Poly-ubiquitination, the process in which a chain of at least four ubiquitin peptides are attached to a lysine on a substrate protein, most commonly results in the degradation of the substrate protein via the proteasome. Apparently, at least four ubiquitins are required on a substrate protein in order for the proteasome to bind and therefore degrade the substrate (though there are examples of non-ubiquitinated proteins being targeted to the proteasome).

Mono-ubiquitination, the process in which a single ubiquitin peptide is bound to a substrate, initiates cell signaling by allowing other proteins that contain ubiquitin binding domains to interact with the mono-ubiquitinated substrate. Mono-ubiquitination has been associated with targeting of membrane proteins to the lysosome, for example.

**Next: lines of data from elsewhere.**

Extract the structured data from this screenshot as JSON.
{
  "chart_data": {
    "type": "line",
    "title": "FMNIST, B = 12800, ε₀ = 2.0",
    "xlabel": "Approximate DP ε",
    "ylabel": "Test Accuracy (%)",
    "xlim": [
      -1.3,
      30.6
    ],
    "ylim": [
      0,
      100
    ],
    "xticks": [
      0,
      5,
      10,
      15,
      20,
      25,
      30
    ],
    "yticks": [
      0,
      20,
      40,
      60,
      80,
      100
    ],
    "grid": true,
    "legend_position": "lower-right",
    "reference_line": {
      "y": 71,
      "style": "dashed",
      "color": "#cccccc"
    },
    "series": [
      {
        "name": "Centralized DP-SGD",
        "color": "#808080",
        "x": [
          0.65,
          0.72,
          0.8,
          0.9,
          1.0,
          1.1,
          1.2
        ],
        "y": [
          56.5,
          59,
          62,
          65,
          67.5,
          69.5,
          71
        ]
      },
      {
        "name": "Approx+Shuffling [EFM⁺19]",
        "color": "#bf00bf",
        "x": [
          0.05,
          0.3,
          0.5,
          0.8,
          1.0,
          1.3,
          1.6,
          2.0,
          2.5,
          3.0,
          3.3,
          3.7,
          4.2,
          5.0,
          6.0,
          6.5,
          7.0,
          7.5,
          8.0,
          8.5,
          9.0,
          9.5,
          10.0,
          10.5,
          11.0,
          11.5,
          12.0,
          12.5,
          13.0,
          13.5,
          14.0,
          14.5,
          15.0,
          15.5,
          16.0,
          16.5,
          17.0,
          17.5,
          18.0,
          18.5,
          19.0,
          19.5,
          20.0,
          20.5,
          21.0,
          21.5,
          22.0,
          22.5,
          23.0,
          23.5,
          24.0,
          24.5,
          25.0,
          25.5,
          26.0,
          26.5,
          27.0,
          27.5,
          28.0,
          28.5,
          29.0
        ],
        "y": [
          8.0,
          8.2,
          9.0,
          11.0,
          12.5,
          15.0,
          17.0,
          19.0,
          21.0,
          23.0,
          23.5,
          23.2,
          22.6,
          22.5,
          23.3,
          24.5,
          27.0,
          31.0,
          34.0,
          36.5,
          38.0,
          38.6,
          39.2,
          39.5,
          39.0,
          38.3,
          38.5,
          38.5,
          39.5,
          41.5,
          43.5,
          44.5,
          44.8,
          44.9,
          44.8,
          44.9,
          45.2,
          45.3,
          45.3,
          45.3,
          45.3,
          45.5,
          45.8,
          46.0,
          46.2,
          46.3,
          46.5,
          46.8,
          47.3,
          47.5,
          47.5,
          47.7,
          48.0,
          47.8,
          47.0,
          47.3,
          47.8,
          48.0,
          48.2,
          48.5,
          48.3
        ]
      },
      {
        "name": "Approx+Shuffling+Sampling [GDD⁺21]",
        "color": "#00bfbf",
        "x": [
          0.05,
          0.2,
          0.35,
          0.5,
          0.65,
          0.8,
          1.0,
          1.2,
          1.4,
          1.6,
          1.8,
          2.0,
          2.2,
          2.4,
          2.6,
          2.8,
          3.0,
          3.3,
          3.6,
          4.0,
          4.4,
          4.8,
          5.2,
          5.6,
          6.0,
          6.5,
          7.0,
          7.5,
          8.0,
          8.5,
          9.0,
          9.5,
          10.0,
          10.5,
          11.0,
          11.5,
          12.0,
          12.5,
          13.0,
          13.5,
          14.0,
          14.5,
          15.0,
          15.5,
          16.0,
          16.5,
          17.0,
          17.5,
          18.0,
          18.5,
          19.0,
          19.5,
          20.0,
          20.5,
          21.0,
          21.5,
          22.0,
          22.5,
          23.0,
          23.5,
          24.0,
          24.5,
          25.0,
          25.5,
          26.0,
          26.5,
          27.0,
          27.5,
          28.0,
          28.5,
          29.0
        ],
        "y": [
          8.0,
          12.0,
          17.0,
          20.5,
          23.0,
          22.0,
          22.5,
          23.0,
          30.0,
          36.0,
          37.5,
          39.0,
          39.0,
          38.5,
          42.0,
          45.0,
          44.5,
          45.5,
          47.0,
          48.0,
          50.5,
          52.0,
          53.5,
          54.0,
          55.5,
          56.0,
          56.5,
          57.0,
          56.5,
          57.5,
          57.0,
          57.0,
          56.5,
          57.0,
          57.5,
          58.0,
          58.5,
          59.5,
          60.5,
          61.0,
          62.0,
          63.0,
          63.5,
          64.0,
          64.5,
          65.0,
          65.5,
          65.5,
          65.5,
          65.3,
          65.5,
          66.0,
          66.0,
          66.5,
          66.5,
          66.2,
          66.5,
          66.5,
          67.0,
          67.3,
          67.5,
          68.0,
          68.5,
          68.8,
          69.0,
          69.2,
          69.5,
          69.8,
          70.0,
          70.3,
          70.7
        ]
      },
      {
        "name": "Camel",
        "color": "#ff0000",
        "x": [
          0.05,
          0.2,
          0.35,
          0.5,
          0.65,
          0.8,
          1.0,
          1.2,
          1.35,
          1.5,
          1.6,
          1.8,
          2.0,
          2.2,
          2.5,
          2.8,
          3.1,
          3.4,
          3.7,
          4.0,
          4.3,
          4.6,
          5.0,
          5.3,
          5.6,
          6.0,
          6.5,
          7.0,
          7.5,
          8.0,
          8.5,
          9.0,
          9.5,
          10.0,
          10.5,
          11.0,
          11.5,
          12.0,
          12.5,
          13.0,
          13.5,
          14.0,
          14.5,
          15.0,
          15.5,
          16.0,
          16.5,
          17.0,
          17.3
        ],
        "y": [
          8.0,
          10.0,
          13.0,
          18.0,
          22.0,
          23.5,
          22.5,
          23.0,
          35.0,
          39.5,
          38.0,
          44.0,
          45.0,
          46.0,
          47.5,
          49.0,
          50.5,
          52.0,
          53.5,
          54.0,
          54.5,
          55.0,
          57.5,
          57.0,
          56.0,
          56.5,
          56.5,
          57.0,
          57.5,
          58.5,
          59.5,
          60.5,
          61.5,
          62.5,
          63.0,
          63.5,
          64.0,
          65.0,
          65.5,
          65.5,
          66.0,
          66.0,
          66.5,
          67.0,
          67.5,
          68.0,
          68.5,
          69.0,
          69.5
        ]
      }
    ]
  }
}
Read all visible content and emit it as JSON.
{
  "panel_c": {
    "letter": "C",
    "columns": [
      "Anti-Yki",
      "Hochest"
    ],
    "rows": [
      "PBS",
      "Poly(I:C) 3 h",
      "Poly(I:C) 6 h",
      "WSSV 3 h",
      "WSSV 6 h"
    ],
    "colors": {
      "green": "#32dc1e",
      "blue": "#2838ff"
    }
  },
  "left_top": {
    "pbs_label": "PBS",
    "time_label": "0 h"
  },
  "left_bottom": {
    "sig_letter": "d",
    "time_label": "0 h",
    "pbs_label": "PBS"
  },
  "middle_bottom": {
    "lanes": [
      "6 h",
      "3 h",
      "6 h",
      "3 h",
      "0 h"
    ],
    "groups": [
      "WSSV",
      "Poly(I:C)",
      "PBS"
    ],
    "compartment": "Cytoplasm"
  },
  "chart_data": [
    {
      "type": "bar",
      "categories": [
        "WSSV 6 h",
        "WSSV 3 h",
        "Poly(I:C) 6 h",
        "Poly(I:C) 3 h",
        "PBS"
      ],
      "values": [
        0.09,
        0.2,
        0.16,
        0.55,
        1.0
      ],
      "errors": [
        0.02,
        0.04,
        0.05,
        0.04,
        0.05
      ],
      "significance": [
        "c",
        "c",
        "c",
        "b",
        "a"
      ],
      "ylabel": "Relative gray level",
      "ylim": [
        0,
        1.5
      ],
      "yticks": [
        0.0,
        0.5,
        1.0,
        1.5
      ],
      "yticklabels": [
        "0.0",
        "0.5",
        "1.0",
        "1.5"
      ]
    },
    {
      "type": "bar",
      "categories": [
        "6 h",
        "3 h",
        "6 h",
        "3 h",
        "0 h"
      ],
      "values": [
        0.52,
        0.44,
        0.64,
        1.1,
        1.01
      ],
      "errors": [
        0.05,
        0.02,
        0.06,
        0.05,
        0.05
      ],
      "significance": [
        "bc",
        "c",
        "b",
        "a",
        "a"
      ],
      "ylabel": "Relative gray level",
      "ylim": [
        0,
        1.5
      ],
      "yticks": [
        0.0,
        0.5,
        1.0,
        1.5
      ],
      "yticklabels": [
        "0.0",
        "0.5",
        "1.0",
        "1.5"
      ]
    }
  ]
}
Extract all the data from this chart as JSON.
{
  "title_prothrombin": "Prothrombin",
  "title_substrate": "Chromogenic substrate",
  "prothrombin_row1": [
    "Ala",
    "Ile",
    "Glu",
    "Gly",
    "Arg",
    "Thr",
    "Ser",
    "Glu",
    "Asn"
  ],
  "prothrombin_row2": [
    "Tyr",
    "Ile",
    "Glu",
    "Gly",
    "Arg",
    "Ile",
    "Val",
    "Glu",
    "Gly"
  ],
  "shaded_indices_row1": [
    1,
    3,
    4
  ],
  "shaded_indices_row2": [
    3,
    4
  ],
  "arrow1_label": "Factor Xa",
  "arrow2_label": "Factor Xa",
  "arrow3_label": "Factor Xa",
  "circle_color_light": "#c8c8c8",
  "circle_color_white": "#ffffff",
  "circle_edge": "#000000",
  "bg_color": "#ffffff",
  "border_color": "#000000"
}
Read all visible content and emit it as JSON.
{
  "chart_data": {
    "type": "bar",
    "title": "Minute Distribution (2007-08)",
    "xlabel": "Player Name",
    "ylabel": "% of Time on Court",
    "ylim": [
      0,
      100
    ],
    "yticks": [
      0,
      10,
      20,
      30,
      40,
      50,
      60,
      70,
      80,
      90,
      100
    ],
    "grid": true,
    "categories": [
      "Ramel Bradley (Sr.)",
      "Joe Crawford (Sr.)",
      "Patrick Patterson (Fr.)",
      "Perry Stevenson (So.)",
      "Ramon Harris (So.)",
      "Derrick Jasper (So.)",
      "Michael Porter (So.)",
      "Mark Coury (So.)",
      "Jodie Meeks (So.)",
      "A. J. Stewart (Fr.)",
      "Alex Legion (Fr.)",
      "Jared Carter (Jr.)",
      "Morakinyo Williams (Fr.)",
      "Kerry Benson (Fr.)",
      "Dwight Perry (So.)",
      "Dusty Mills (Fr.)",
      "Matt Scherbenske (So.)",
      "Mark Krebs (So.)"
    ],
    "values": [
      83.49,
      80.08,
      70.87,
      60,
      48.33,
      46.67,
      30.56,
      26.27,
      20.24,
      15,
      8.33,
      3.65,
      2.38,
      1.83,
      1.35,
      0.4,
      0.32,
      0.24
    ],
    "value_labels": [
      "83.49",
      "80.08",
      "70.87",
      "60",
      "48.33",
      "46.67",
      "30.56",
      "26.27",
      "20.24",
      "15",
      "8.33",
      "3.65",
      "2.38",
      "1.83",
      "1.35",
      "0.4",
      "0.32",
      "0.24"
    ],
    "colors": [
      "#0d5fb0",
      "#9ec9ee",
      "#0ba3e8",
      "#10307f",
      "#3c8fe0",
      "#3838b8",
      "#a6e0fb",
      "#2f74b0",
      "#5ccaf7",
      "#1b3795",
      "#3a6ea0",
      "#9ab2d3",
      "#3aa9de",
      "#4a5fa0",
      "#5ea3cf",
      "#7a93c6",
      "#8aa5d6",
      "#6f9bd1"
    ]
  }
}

The ubiquitylation system was initially characterised as an ATP-dependent proteolytic system present in cellular extracts. A heat-stable polypeptide present in these extracts, ATP-dependent proteolysis factor 1 (APF-1), was found to become covalently attached to the model protein substrate lysozyme in an ATP and Mg2+-dependent process. Multiple APF-1 molecules were linked to a single substrate molecule by an isopeptide linkage and conjugates were found to be rapidly degraded with the release of free APF-1. Soon after APF-1-protein conjugation was characterised, APF-1 was identified as ubiquitin. The carboxyl group of the C-terminal glycine residue of ubiquitin (Gly76) was identified as the moiety conjugated to substrate lysine residues.